I purchased three different sound deadening foam products to line the doors, both inside and between the door and the trim panel. Inside the door I added one SOOMJ Studio Sound Acoustic Absorption Car Heatproof Foam Deadener panel to line the interior wall of each door. Over the side impact bar inside the door, and other oddly shaped spaces, I used Dynamat Dinaliner 1/8 inch foam liner, and over top of the factory vapor barrier under the trim panel, I added Dynamat in 1/2 inch variety. All together, it is about $150 worth of sound control product.

It took about 15 hours to open up the doors — figuring them out along the way, cutting and pressing down the sections of foam I cut to fit around metal fittings, and putting everything back together. Be mindful not to get the foam too close to the holes where the trim’s clips snap into the door. I went too wide and could not get the panels to stay snapped on. I broke a couple of the clips while trying, hence the trip mentioned before.

And the results? Before I even took a serious test drive and listen, I had to move the car out of the middle of the garage so that Fawkes could get back in and charge. I backed Maester out of the center of the garage, parked it at the end of the block, walked back to the house, moved Fawkes into its garage spot, and then walked back to Maester. The car had been sitting in the dark, in the cold (37°) for at least five minutes, yet the interior was noticeably warm by the time I got back in. The added foam still had trapped heat in the car from when it had been in the garage. Sweet! The potential savings while running the HVAC may be reason alone for the upgrade.

But how does it sound? The bass response of the speakers is noteably stronger. While my custom speakers have been clear with low distortion, I had felt that there was a void in bass frequency response around 80Hz. Part of this sound treatment plan was based on a hypotheses that where were reflections inside the door doubling back on the woofer cones and cancelling out the signal in certain bands. Not any more! The bass it terrific! (As I work my way through older journal entries, I’ll get to posting the details of the custom sound system I built.)

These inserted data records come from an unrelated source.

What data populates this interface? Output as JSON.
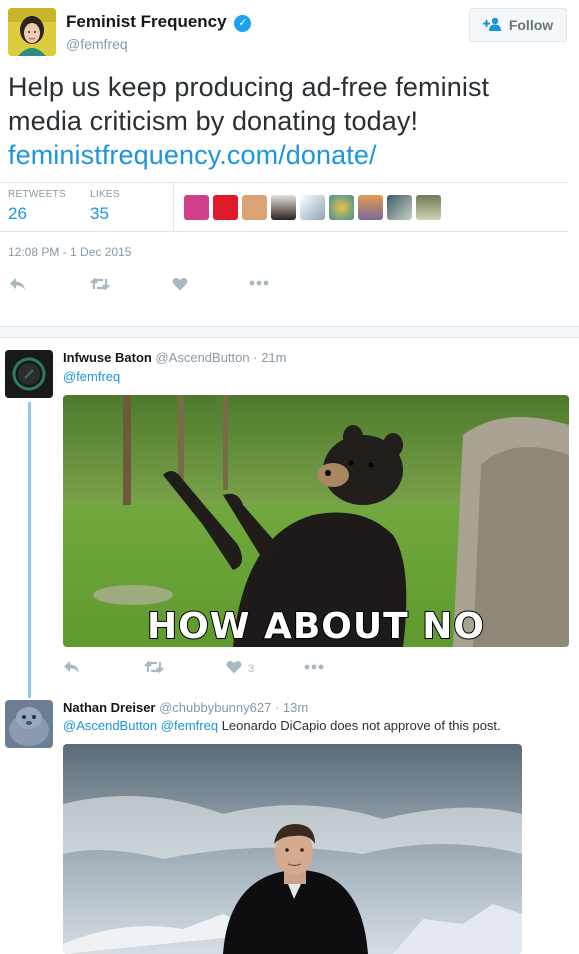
{
  "main_tweet": {
    "author_name": "Feminist Frequency",
    "verified_icon": "verified-badge-icon",
    "author_handle": "@femfreq",
    "follow_label": "Follow",
    "text_line1": "Help us keep producing ad-free feminist",
    "text_line2": "media criticism by donating today!",
    "link": "feministfrequency.com/donate/",
    "retweets_label": "RETWEETS",
    "retweets_count": "26",
    "likes_label": "LIKES",
    "likes_count": "35",
    "timestamp": "12:08 PM - 1 Dec 2015",
    "actions": [
      "reply-icon",
      "retweet-icon",
      "like-icon",
      "more-icon"
    ]
  },
  "replies": [
    {
      "name": "Infwuse Baton",
      "handle": "@AscendButton",
      "time": "· 21m",
      "mention": "@femfreq",
      "media_caption": "HOW ABOUT NO",
      "like_count": "3"
    },
    {
      "name": "Nathan Dreiser",
      "handle": "@chubbybunny627",
      "time": "· 13m",
      "mention1": "@AscendButton",
      "mention2": "@femfreq",
      "text": "Leonardo DiCapio does not approve of this post."
    }
  ],
  "colors": {
    "link": "#1b95e0",
    "verified": "#1da1f2",
    "muted": "#8899a6",
    "thread_line": "#8ec9f3"
  }
}
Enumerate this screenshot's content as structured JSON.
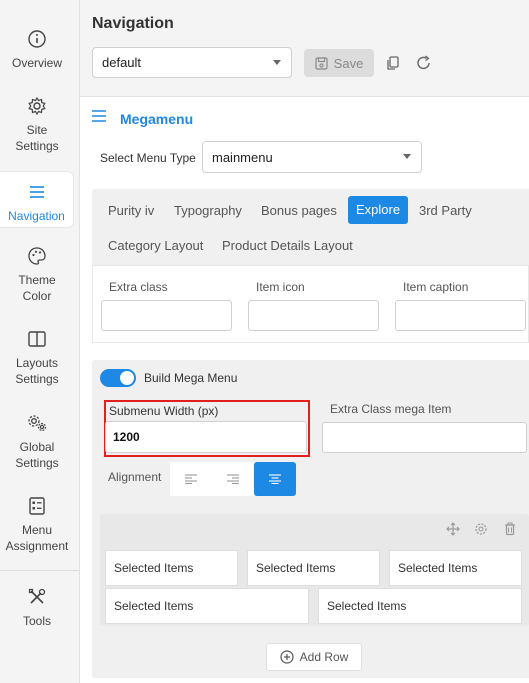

And for road noise? It is definitely lower. The high-pitched whine from the tires on grooved highway surfaces was appreicably dulled. Low rumble and mid-range sounds from other cars are also diminished, probably 2-3 dB, though I didn’t do before/after measurements. (I have failed as an engineer on that point.) My overall impression is that the car feels more calm now. The doors feel more solid, with more of a thud when closing and heavier swing. The remaining interior noise is mostly wind noise and motor whine, eerie, in a good “EV” way. I like it!